Die neue CD nahm sie an quer über den Globus verteilten Orten auf: In New York, London und der kalifornischen Wüste. Immer wieder wird ihre Musik in Beziehung gesetzt zu den Filmen von David Lynch – wobei dem Sphärenklang von Bat For Lashes für eine direkte Analogie zum Film Noir das Wilde, Vorantreibende, Eruptive fehlt.

Die Songs von Natasha Khan sind morbide Geister- und Märchenwelten, oft unheimlich, hin und wieder auch mal romantisch. Dabei bleiben die Töne stets künstlich und computerhaft, obwohl auch traditionelle Instrumente zum Einsatz kommen. Umso weicher und wärmer legt sich dann die Stimme der Chefin über die perfekt durchkomponierten Klanglandschaften und erzählt uns: Das Leben ist bunt und sonderbar.

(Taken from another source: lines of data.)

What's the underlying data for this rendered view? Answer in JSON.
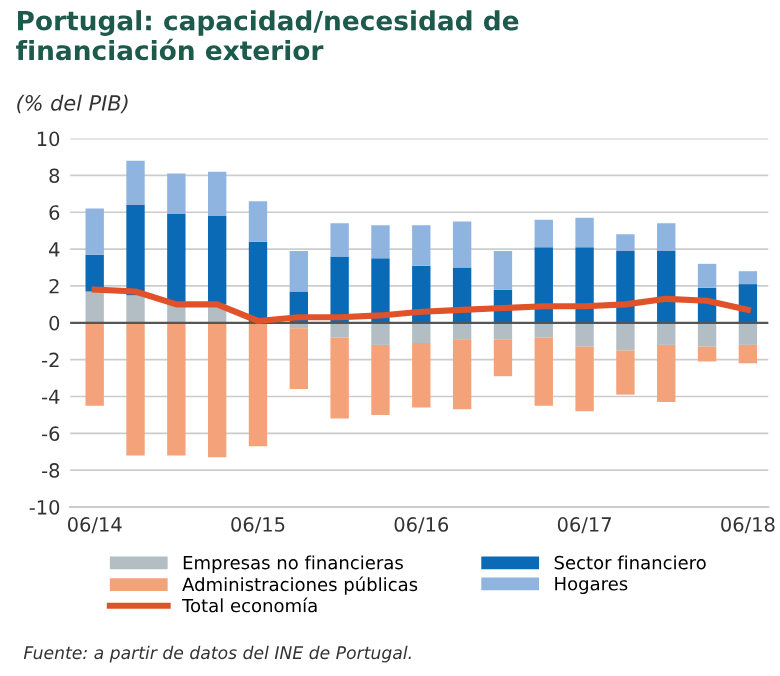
{
  "chart_data": {
    "type": "bar",
    "stacked": true,
    "title": "Portugal: capacidad/necesidad de\nfinanciación exterior",
    "ylabel": "(% del PIB)",
    "categories": [
      "06/14",
      null,
      null,
      null,
      "06/15",
      null,
      null,
      null,
      "06/16",
      null,
      null,
      null,
      "06/17",
      null,
      null,
      null,
      "06/18"
    ],
    "series": [
      {
        "name": "Empresas no financieras",
        "color": "#b3bec4",
        "values": [
          1.7,
          1.5,
          1.0,
          1.0,
          null,
          -0.3,
          -0.8,
          -1.2,
          -1.1,
          -0.9,
          -0.9,
          -0.8,
          -1.3,
          -1.5,
          -1.2,
          -1.3,
          -1.2
        ]
      },
      {
        "name": "Administraciones públicas",
        "color": "#f4a27a",
        "values": [
          -4.5,
          -7.2,
          -7.2,
          -7.3,
          -6.7,
          -3.3,
          -4.4,
          -3.8,
          -3.5,
          -3.8,
          -2.0,
          -3.7,
          -3.5,
          -2.4,
          -3.1,
          -0.8,
          -1.0
        ]
      },
      {
        "name": "Total economía",
        "type": "line",
        "color": "#e0522a",
        "values": [
          1.8,
          1.7,
          1.0,
          1.0,
          0.1,
          0.3,
          0.3,
          0.4,
          0.6,
          0.7,
          0.8,
          0.9,
          0.9,
          1.0,
          1.3,
          1.2,
          0.7
        ]
      },
      {
        "name": "Sector financiero",
        "color": "#0a6ab6",
        "values": [
          2.0,
          4.9,
          4.9,
          4.8,
          4.4,
          1.7,
          3.6,
          3.5,
          3.1,
          3.0,
          1.8,
          4.1,
          4.1,
          3.9,
          3.9,
          1.9,
          2.1
        ]
      },
      {
        "name": "Hogares",
        "color": "#8fb4e0",
        "values": [
          2.5,
          2.4,
          2.2,
          2.4,
          2.2,
          2.2,
          1.8,
          1.8,
          2.2,
          2.5,
          2.1,
          1.5,
          1.6,
          0.9,
          1.5,
          1.3,
          0.7
        ]
      }
    ],
    "ylim": [
      -10,
      10
    ],
    "yticks": [
      -10,
      -8,
      -6,
      -4,
      -2,
      0,
      2,
      4,
      6,
      8,
      10
    ],
    "grid": "y",
    "legend": "bottom",
    "marker": "none",
    "line_style": "solid",
    "annotations": [
      "Fuente: a partir de datos del INE de Portugal."
    ]
  }
}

Mainstream oder Avantgarde?

Tipp für Einsteiger: „Daniel“ heißt die Single aus dem Album – etwas gefälliger als das übrige Material, aber dafür zum Eingewöhnen umso besser geeignet.

Khan ist die neue dunkle Wunder-Elfe des Pop. Musik zum Schweben, konzentriert und entspannt zugleich. Die Frage wird nun sein: Ist das die künftige Spitze der Avantgarde oder nur eine düstere Ecke des Mainstream?